← Back to context

Comment by tombert

7 days ago

I don't necessarily disagree, but I am curious as to why you think that? What makes NT a "better kernel for consumers". I have some opinions on that but I don't want to bias your answer.

Some architecture and some implementation details and sometimes purely economic reality:

1. NT is a hybrid kernel. Windows runs many drivers in userspace, if not in a limited kernel environment. This includes network drivers and GPU drivers. It can recover from crashes more gracefully than Linux and BSD kernels. Linux has similar drivers for specific use cases like FUSE, however, they are not as performant as NT.

2. NT has always been designed to drive a GUI-driven OS. So it has better default tunings than a vanilla Linux kernel to operate and stay reactive under memory pressure. When your system is under pressure you'd lose mouse movement on Linux, on NT this is rare. It is not impossible to do this under Linux, however, not many companies (except maybe Android manufacturers and Google/ChromeOS) actually invest in this.

3. NT provides a mostly stable API and ABI for drivers. It is not as strong as Win32 guarantees, however it retained mostly the same driver infrastructure since Vista. Many Win7 or Win8 drivers continue to work under Win11.

4. Bundled drivers for consumer systems in NT are often better quality. This could be the side effect of stable ABI. Unlike Linux, significant refactors changing big parts of the driver APIs are rare. I think this reflects in the quality of drivers like USB Host drivers. I deal with embedded Linux systems (x86, RPi), there is always some "rmmod and modprobe to fix USB" script somewhere in a deployed Linux embedded system. I have never seen anything similar in Windows Kiosk setups (TBH I have seen a lot of reinit of COM drivers but it is often manufacturer's faulty implementation).

5. There is simply more money invested to make consumer drivers work on NT. Linux is often an afterthought for many consumer device manufacturers. There is still not enough buy-in. Mainline Linux kernel team, being inferior marketshare-wise, requests more buy-in and more collaboration from device manufacturers. This works for servers since there is pressure from end customers who want to retain UNIX-like environments. Normal consumers cannot exert the same amount of pressure. Microsoft provides subsystems, APIs and ABIs to write the drivers to OEMs, often consulting the first manufacturers of a certain new device type and making compromises for them. Linux on the other hand, requires competitors to collaborate and create the subsystems and APIs. Competitor players themselves have to agree with the developers of their competitors to create a subsystem. On a capitalist economy competitors do not want to collaborate unless it significantly increases market size for everyone. Consumer electronics have very thin margins. They do not scale well with increased effort required by Linux. Only select few big tech or certain old-school consultancies send the significant system patches.

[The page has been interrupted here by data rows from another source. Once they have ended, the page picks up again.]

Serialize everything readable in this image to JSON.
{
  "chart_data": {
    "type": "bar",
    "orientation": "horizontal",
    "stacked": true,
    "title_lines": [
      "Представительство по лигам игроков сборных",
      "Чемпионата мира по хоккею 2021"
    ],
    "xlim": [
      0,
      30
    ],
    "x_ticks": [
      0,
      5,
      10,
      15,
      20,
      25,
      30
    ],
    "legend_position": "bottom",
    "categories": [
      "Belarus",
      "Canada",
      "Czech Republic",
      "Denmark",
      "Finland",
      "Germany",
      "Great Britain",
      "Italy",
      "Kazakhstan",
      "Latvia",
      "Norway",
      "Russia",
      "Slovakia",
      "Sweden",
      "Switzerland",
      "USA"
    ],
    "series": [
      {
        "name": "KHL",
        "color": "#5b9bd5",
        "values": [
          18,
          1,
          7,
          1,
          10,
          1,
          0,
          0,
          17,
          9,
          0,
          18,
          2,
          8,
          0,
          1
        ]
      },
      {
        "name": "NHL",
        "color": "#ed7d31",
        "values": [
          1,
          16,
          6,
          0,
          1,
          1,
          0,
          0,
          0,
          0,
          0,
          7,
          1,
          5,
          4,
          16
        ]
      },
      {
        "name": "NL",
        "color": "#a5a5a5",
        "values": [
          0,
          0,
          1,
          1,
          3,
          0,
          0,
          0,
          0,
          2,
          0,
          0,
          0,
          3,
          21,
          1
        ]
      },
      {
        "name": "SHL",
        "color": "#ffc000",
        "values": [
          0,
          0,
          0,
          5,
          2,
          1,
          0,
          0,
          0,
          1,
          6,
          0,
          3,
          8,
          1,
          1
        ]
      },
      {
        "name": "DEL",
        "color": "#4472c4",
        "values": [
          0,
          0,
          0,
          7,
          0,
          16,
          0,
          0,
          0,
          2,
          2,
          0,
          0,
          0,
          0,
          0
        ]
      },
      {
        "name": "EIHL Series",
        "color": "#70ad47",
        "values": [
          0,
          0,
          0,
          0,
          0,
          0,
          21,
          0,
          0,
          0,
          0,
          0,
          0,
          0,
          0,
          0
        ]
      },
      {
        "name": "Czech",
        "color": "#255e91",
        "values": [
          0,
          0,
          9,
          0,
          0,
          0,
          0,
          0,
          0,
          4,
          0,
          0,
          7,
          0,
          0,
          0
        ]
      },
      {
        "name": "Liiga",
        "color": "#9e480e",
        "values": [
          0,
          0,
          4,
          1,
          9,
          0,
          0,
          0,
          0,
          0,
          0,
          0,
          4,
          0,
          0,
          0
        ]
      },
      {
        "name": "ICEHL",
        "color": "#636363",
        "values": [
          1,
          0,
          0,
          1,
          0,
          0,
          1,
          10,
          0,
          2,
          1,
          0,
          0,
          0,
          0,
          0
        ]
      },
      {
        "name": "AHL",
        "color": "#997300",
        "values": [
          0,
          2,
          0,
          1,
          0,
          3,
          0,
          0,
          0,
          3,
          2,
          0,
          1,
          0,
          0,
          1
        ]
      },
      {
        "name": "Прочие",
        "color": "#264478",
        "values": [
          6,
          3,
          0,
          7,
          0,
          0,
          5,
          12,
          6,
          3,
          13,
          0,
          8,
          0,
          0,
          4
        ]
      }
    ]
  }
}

  • > There is simply more money invested to make consumer drivers work on NT. Linux is often an afterthought for many consumer device manufacturers. There is still not enough buy-in.

    This would not be the case in the hypothetical situation where Windows becomes a Linux distro.

    • That's the last thing in the list and the looping phase of catch-22. Without providing the other earlier items, it simply doesn't make sense to make Windows a Linux distro. NT is still the better solution. Unless Linux kernel becomes very friendly to closed source drivers and gets better isolation and stable APIs, no consumer company will ever invest in Linux.

      Providing a closed-source friendly ecosystem for both the OS and the application layer is what Google did for early Android and that's why it caught on.

      The advantages of Win32 and the filesystem structure on top of NT's technical advantages guarantees Microsoft's monopoly will go unchallenged for consumer devices. Linux has to become more like NT, not NT become Linux for success in consumer space. Linux will never become more like NT, so it will never get a stronghold.

      The question for Linux (or any kernel / system layer) is very simple: If an OEM can hire developers who will independently play a mediator role under an NDA, creating stable kernel internal APIs that live more than 5 years, making sure the kernel is ready before launch without leaking any hardware specifics, Linux is a viable platform for mass-scale consumer hardware. If not, it isn't. Linux fails on all stages of that.